In a city and state known for its innovative spirit, it’s no surprise that student entrepreneurs at UVM are trying to get in on the action. To help these students bring their ideas to market, senior Andrew Dazzo has developed a new innovation fund, which offers funding and expertise.
There's definitely no shortage of student entrepreneurs — from first-year Casey Husband, whose company Lazarus Defense creates products that help law enforcement during active shooter events, to business majors Peter Silverman and Max Robbins, whose startup BeaconVT is connecting local businesses with an untapped student workforce, to a plethora of early stage ideas.
Dazzo, an economics major minoring in business, was appointed by Student Government Association President Jason Maulucci to lead the Catamount Innovation Fund (CIF) steering committee with a handful of other SGA leaders including Jake Guarino, Andrew Percoco and Ellie Fortner-Buczala. The fund, financed by alumni donations and the SGA, is housed in the Office of the Vice President for Research.
The first student venture is expected to be funded this year. Dazzo anticipates proposals from a broad range of disciplines, including the engineering department's SEED program, healthcare-themed startups from medical students with guidance from medical student Al Marchese., and environmental innovations from students in the Rubenstein School of Environment and Natural Resources.
“We want to be the entity that helps students flesh out their ideas, figure out their market, distill their pitches, and whatever else they need to turn their idea into a successful business," says Dazzo, who landed a job as an analyst at Wells Fargo after graduation. "We looked at models at other universities that choose to take equity stakes in startup companies and we think our model, which relies on a grant structure and does not to take equity, will be very effective."
Here’s how it works: a student brings an idea to the Student Analyst Team, run by Dazzo and other students. If it shows promise, the team would provide support and potentially a $2,000 grant to create a prototype through a number of local facilities, including UVM's Instrumentation & Modeling Facility, the Fab Lab, or off campus at Generator. Students also have access to a workspace in Room 20 of the Hills Agricultural Science Building, a new space created to support students, faculty and staff interested in innovation, design thinking, and entrepreneurship.
Students who go through the prototype process may then win a $10,000 grant to further develop, market, and potentially launch a startup. Student entrepreneurs with existing startups are also eligible for CIF support.

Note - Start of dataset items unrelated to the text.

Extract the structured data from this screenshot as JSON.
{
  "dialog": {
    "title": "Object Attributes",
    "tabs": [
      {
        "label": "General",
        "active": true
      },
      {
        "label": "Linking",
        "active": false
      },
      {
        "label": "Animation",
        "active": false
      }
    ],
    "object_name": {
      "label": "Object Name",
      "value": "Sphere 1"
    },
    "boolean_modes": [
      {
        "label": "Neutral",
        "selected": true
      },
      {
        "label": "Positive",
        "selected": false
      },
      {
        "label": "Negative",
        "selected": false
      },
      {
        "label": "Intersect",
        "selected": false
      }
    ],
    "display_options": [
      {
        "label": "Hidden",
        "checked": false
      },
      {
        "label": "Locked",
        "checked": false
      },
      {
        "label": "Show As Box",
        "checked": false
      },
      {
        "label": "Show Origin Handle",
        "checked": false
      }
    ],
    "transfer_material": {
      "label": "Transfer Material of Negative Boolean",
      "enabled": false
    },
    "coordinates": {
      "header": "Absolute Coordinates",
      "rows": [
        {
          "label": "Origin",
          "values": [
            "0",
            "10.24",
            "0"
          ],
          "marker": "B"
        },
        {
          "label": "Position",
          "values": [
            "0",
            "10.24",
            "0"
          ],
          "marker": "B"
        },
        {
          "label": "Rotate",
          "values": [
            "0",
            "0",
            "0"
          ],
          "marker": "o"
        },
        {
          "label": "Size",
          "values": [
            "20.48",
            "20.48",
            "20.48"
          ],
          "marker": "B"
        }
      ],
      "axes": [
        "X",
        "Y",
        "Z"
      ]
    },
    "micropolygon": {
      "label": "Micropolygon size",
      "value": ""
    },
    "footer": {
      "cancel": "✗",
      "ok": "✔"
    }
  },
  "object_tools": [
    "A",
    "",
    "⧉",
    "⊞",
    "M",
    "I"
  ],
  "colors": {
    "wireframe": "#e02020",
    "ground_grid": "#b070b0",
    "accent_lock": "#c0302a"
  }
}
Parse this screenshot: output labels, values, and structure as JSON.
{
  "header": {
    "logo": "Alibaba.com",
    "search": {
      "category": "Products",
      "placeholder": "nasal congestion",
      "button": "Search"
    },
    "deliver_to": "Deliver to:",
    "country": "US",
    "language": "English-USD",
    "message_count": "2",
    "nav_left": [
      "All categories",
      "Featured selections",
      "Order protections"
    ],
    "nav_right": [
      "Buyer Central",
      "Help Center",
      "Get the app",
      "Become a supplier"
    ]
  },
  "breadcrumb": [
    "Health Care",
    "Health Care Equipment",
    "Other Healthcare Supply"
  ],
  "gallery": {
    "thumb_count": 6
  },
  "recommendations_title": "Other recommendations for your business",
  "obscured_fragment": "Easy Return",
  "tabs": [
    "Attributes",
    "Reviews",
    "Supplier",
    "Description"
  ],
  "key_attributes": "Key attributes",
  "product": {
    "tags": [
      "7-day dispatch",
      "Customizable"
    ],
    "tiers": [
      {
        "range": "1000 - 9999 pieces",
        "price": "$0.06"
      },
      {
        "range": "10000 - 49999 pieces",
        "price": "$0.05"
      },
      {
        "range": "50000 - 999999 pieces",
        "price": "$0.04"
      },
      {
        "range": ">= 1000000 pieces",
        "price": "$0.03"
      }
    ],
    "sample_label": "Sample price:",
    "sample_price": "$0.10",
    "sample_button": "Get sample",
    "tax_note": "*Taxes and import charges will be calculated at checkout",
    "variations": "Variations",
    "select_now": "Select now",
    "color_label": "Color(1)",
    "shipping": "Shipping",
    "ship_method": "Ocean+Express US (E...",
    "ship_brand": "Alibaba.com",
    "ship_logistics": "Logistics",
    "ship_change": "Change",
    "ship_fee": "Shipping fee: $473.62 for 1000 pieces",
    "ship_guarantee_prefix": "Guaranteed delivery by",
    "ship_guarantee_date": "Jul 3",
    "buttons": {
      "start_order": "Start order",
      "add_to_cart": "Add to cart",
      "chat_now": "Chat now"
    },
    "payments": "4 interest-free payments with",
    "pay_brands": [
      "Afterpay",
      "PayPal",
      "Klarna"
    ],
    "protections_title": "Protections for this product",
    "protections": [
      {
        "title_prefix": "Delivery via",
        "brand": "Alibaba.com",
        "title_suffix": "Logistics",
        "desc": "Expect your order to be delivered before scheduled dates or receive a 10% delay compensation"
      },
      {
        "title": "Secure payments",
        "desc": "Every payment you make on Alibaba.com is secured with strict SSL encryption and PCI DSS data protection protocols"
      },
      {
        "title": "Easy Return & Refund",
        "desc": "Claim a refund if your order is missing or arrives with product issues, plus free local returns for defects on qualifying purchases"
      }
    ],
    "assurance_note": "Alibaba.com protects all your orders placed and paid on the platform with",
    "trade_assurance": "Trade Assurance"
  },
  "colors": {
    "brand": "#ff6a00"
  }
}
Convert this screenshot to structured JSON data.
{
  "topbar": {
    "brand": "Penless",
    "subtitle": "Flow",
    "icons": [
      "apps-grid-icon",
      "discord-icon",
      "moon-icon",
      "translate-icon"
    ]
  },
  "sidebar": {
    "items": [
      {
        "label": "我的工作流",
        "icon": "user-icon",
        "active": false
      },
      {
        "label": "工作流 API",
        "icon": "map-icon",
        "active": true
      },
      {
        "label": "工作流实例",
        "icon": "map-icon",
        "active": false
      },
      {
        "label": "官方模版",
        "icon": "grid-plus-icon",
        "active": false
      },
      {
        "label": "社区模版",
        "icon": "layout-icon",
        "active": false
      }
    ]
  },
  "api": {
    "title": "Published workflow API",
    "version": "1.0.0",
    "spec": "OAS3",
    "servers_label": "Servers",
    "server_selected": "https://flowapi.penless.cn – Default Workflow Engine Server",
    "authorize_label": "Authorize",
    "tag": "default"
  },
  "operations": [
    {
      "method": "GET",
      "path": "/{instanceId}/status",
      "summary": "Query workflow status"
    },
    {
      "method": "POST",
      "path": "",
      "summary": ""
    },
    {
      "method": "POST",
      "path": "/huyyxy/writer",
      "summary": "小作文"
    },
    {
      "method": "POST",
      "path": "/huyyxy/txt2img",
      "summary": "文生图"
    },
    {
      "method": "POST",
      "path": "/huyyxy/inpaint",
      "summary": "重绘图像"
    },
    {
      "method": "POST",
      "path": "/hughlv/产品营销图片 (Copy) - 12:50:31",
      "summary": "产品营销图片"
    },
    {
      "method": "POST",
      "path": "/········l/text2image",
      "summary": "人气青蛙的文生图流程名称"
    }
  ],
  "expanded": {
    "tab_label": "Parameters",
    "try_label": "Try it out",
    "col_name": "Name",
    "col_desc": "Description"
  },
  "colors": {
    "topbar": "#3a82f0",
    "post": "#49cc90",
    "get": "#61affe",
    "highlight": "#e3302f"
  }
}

Dazzo and other CIF creators are currently in the process of recruiting 16 students (students may apply via this form) to round out the Student Analyst Team. Student analysts will receive training from faculty including Erik Monsen, the Steven Grossman Endowed Chair in Entrepreneurship, and alumni. Guidance from a Board of Advisors, comprising alumni in business and other relevant fields, will also be available to students and analysts to provide expertise and support.
Alumni networking leads to job, fundraising
Well aware that the Catamount Innovation Fund doesn’t exist without alumni support, Dazzo has been developing an extensive database of potential donors. He started honing his networking skills two summers ago by calling at least one UVM alum every day at 4:30 p.m. from his car in a parking lot after working as an intern at an aerospace engineering company on Long Island.
“I gradually went through all of UVM’s investment banking alumni that I could find on LinkedIn (about 50),” says Dazzo, adding that the calls indirectly resulted in an internship the following summer at Wells Fargo. “I think it was important that I did not call to ask about internships, but rather to learn about their career paths, time at UVM, and their current role at their respective banks.”
Dazzo started his internship at Wells Fargo in the summer of 2016 with 200 other college students, hoping to impress enough to be among the coveted few to land a full-time job at the prestigious bank. It included 100-hour work weeks analyzing market news, updating models, creating PowerPoint presentations, and editing senior bankers’ comments, and a final project that Dazzo says played a key role in his being offered a position following graduation.
“You arrived on time, did your job sometimes from 9 a.m. to midnight, and accepted any and all work that was thrown your way," he says. "You felt the pressure from day one, but it was well worth the experience."
When Dazzo, who is also an SGA representative, returned to UVM, he wanted to learn more about alumni fundraising, so he volunteered as an intern with the vice president of finance at the UVM Foundation. He also interned at VENTURE.co, a financial technology business on Church Street that helps small startups raise debt and equity online through a funding portal.
“If we’re going to be providing strategic and operational guidance for startups we want to have some sort of background, so we’re planning a training session led by start-up leaders in the Burlington community and faculty," Dazzo says. "At the end of the day we realize we’re just students, so we want to rely on the expertise of local entrepreneurs, faculty and the alumni connections we’re continuing to build.”